Another benefit to password-sharing? At least they’re watching. “These people are still in the fold,” Erickson said. “They’re not going and watching someone else’s service.”

The worst offenders

But streamers want to minimize excess password-sharing, and have implemented some rules to limit the practice. AT&T CEO John Stankey, whose company owned WarnerMedia streamer HBO Max until it was spun off to Discovery earlier this year, said the company has approached the issue by flagging “rampant” abuse, when account credentials are being used by many different households.

Other ways to crack down include capping the number of simultaneous streams to make large-scale sharing inconvenient. Hulu, for one, limits same-time viewing to two screens.

Netflix is taking it a step further. In Chile, Costa Rica, and Peru, Netflix is testing charging users extra so viewers outside of households can keep watching; that extra charge is likely to expand to the United States within a year or so, chief operating officer and chief product officer Greg Peters told investors this month.

Tread carefully

While Netflix’s move could help “better monetize the people who are already watching,” Erickson said, the approach could also backfire if some people factor in password borrowers when evaluating the cost of the service. In other words, the cost of services may be harder to justify when non-household users start getting boxed out.
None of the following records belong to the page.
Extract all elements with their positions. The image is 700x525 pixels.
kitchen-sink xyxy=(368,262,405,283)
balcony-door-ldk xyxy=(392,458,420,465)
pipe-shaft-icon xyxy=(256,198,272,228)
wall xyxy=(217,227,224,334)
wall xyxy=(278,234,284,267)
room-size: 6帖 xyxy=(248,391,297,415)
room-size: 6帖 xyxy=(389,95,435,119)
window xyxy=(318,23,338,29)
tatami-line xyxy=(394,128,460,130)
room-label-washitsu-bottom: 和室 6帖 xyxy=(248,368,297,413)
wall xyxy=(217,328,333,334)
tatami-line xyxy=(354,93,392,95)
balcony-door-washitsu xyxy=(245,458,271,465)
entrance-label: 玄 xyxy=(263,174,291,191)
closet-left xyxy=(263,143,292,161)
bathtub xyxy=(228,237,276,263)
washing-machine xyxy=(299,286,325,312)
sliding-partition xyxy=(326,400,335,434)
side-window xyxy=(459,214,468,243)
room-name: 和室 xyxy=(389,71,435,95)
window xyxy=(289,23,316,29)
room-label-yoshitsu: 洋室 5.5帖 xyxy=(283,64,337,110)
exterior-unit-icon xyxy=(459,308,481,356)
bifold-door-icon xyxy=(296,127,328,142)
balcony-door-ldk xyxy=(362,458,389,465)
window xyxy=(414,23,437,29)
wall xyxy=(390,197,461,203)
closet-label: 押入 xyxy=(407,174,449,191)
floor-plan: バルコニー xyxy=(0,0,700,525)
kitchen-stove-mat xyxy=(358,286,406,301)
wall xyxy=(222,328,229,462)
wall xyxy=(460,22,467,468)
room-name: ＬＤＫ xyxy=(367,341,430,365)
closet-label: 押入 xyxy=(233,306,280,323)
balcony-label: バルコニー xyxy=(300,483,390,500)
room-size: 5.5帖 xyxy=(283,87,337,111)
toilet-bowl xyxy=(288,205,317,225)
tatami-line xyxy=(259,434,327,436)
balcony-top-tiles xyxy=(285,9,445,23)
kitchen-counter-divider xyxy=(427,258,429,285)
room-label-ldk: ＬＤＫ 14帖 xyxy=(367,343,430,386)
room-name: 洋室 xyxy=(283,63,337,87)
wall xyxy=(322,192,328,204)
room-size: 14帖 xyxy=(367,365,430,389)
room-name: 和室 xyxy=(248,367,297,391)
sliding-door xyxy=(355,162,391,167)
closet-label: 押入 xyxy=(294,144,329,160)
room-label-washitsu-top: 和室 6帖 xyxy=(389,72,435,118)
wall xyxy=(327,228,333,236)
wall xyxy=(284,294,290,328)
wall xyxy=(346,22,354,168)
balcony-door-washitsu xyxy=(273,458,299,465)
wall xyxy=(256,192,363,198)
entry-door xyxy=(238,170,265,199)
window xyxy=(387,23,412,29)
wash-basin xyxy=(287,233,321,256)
“If you’re going to literally make this individual subscriber to individual subscriber, then you have to radically rethink your pricing model,” Stephen Beck, founder and managing partner of the consultancy cg42, told Marketing Brew. So far, that’s not happening; instead, streaming services price-points continue to rise to cover the high cost of content.

Plus, more viewers per account—even out-of-household ones—can equal more stability when it comes to subscriber churn, the Achilles heel of the streaming industry that affects both subscription and advertising revenues. In other words, a user who knows friends or family are using their Netflix subscription may end up paying another month instead of canceling.
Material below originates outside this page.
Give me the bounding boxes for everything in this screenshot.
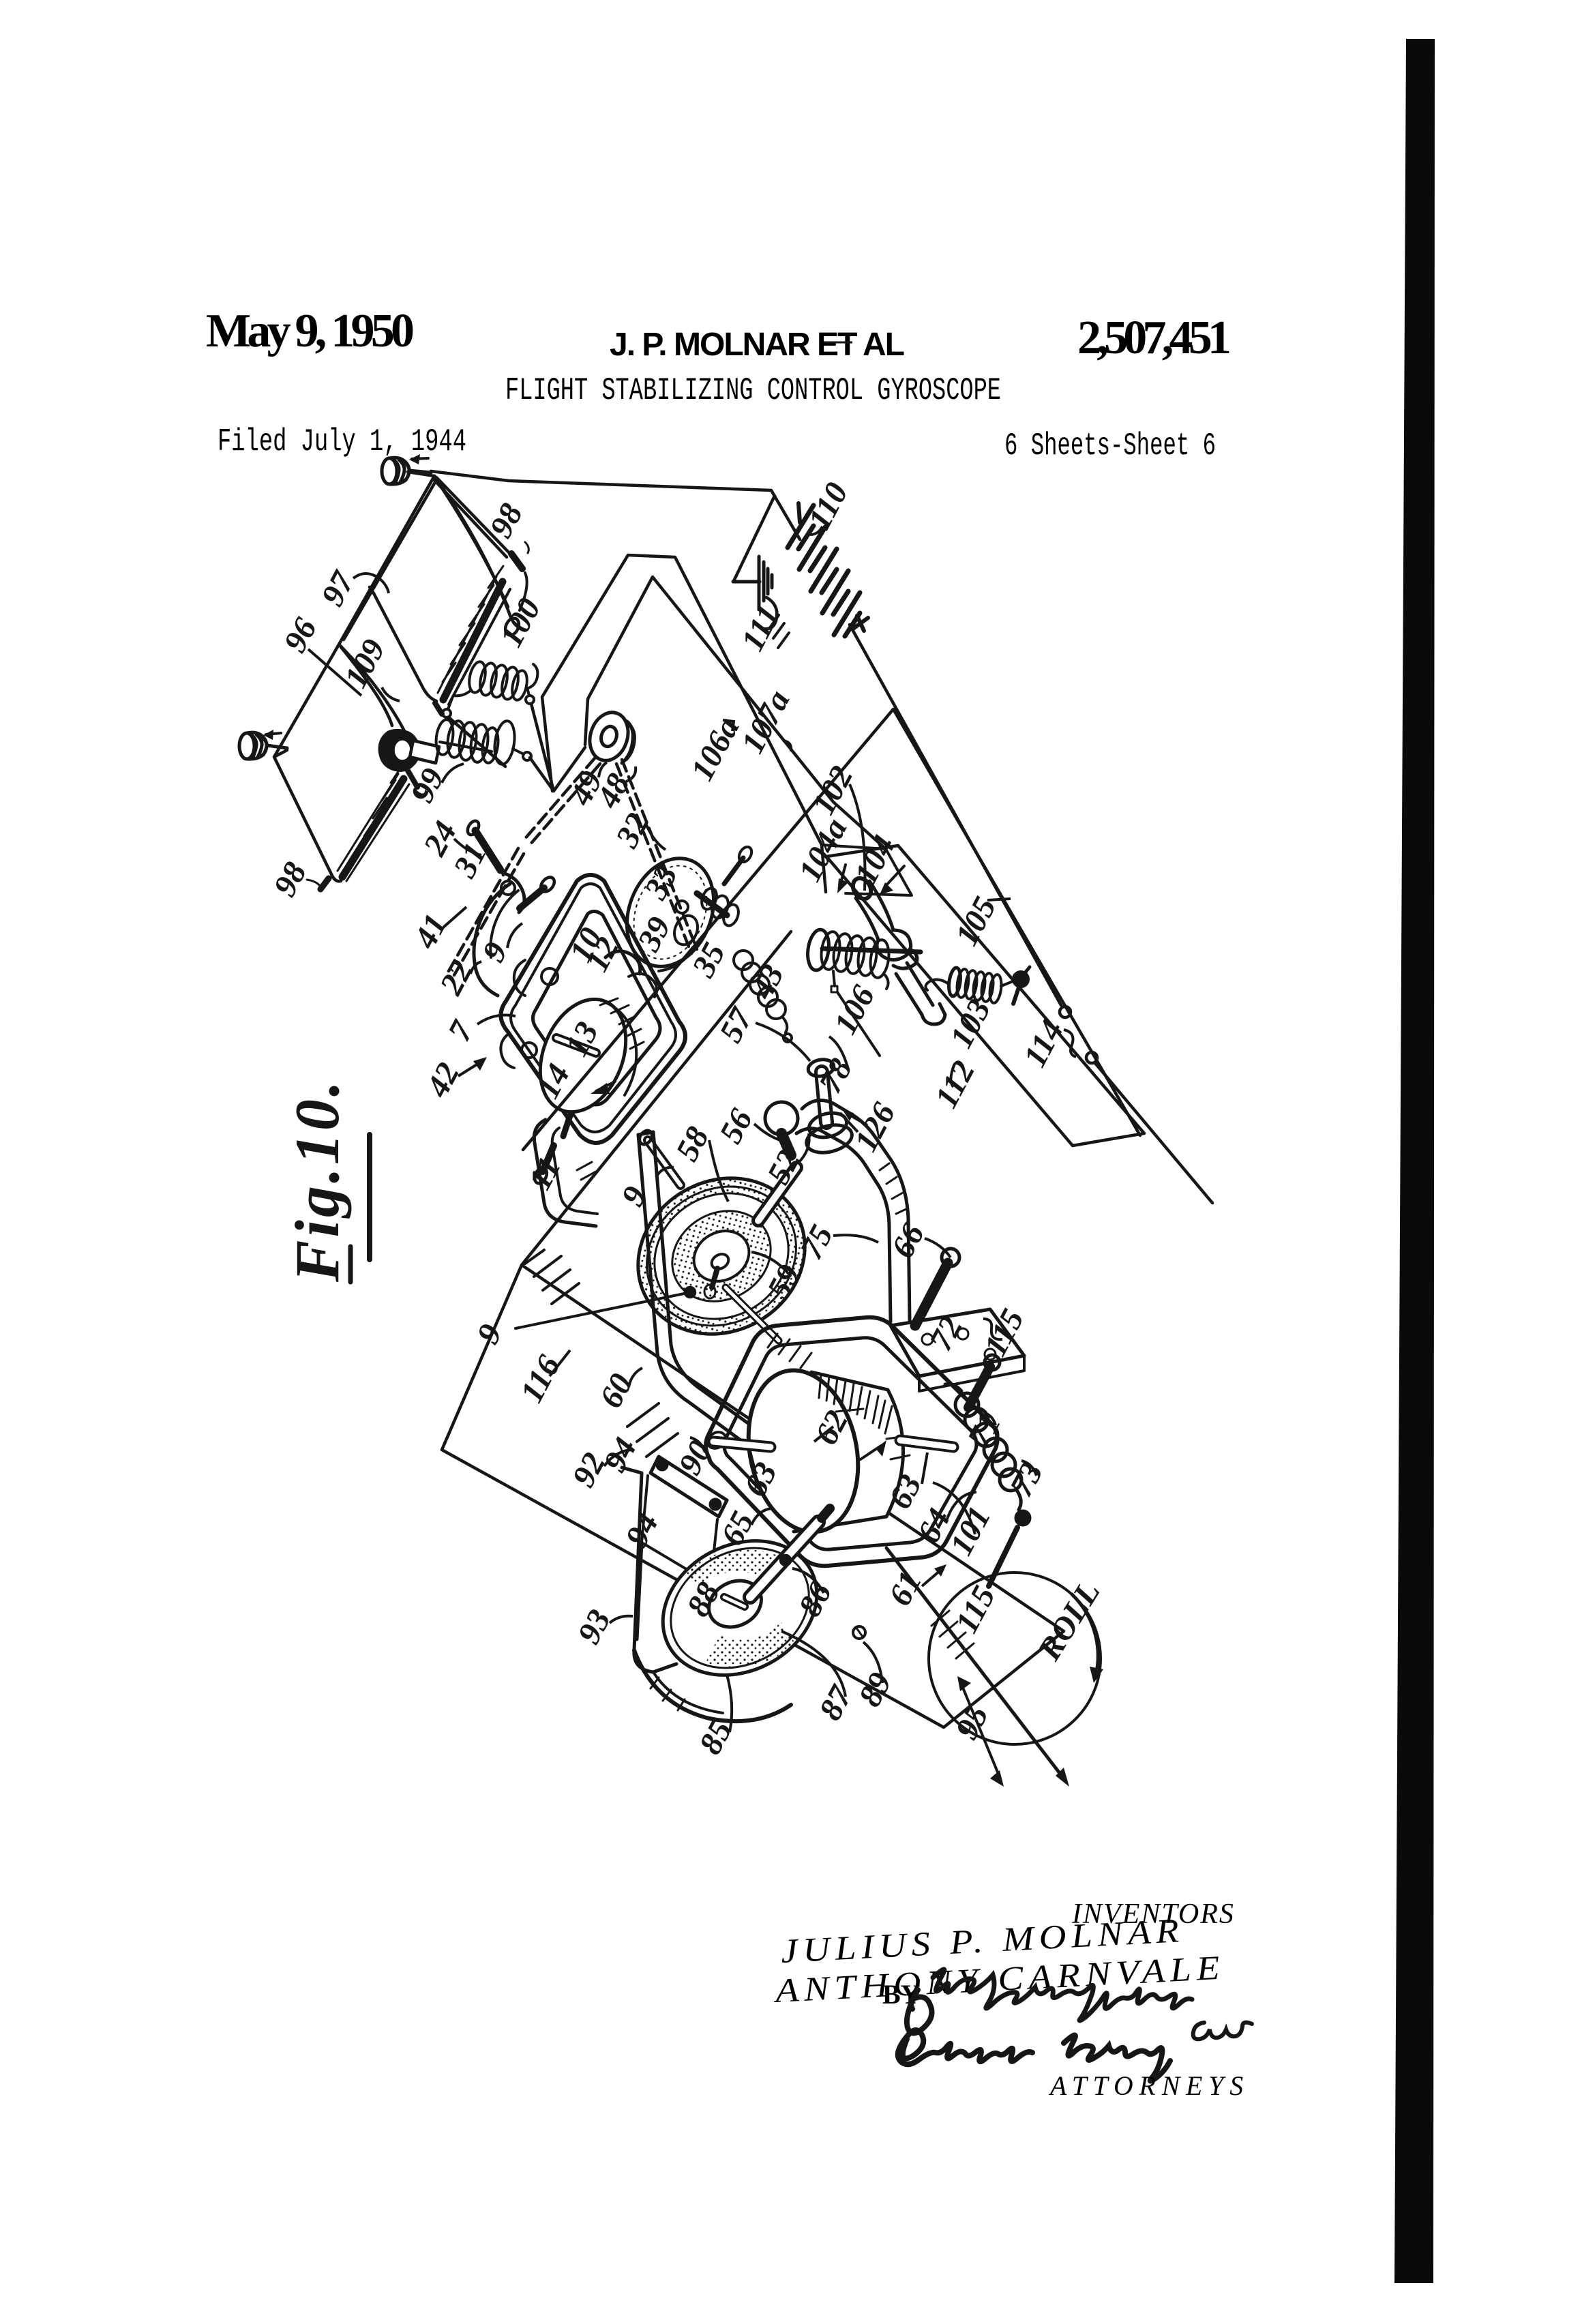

“A password crackdown across the industry would lead to more volatility because people will swing to the content that they want,” Beck said. “They won’t stick around on that service for the periods of time when the content is not fresh and not interesting.”

Beck cautioned that content remains the key investment for streamers to continue attracting viewers and fueling their businesses. In an ultra-competitive streaming world, even a streamer’s most loyal customers may turn elsewhere if faced with less-than-enticing programming combined with headaches related to account-sharing.

“The danger is thinking that their brands are bigger than the brands of the content that goes through them,” Beck explained. “The minute that you think that is the minute that you’re lost.”